Birol pointed out that the IEA had previously predicted this trend, despite facing skepticism. “In 2024, we forecasted a notable decrease in global oil demand growth, estimating an increase of less than 1 million barrels per day,” he stated. Other organizations had projected a growth of over 2 million barrels per day. The IEA’s forecasts proved accurate, yet Birol lamented that the success of these predictions went largely unreported.

Impact of Supply Dynamics on Oil Prices

The IEA chief highlighted the surge in oil production from the Americas as a critical factor shaping current market dynamics. He referred to the United States, Canada, Brazil, Argentina, and Guyana as the “American quintet.” “The US is leading this production growth significantly,” Birol remarked, adding that this influx of supply has contributed to stabilizing prices despite weaker demand.

He underscored that continued investment in oil production is crucial, stating, “Oil fields, like human beings, are very productive but come to a peak, and after that, they start to decline. To counterbalance the decline in existing fields, investment is essential.” Currently, 90% of investment in oil is directed toward maintaining current production levels, with only 10% aimed at accommodating demand growth.

The disparity between robust supply and diminishing demand is a key factor keeping oil prices relatively stable, according to Birol. “Despite geopolitical tensions, including ongoing events in the Middle East, prices remain around $60 per barrel.
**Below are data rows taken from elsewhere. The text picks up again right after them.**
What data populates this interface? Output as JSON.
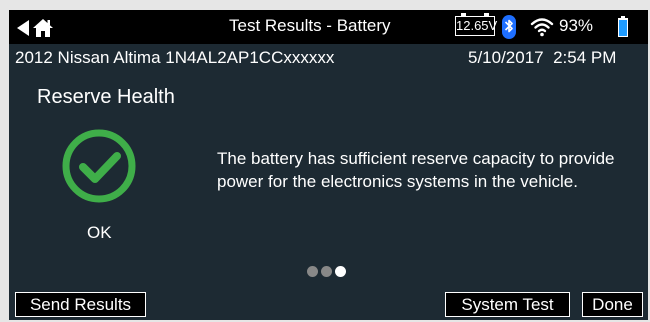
{
  "header": {
    "title": "Test Results - Battery",
    "voltage": "12.65V",
    "battery_percent": "93%",
    "icons": [
      "back-icon",
      "home-icon",
      "bluetooth-icon",
      "wifi-icon",
      "battery-icon"
    ]
  },
  "vehicle": {
    "description": "2012 Nissan Altima 1N4AL2AP1CCxxxxxx",
    "date": "5/10/2017",
    "time": "2:54 PM"
  },
  "result": {
    "section_title": "Reserve Health",
    "status": "OK",
    "message": "The battery has sufficient reserve capacity to provide power for the electronics systems in the vehicle.",
    "status_icon": "check-circle-icon"
  },
  "pagination": {
    "total": 3,
    "current": 3
  },
  "buttons": {
    "send_results": "Send Results",
    "system_test": "System Test",
    "done": "Done"
  },
  "colors": {
    "background": "#1d2a33",
    "topbar": "#000000",
    "success": "#3fae49",
    "battery_fill": "#1e9bff",
    "bluetooth": "#1e6fff"
  }
}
This indicates comfortable pricing levels in the market,” he explained.

Concerns Over Europe’s Energy Security

Birol also addressed the implications of energy security for Europe, warning that historical policy decisions have left the continent vulnerable. “I live in Paris and engage with various international leaders, including those from the US, Europe, Japan, and India. We are in a challenging situation regarding energy,” he stated.

He pointed out that elevated energy prices pose significant challenges to the competitiveness of European economies. Furthermore, he noted that energy security has become a critical risk, attributing this to what he termed “three historical strategic mistakes” made in the last thirty years. These missteps, he argued, have had lasting repercussions on Europe’s economy, energy strategy, foreign policy, and defense capabilities.

Birol’s insights underscore the evolving landscape of global oil demand and the complex interplay of economic factors driving market changes. As nations adapt to these challenges, the focus on sustainable energy solutions, including electric vehicles, is likely to intensify, shaping the future of energy consumption worldwide.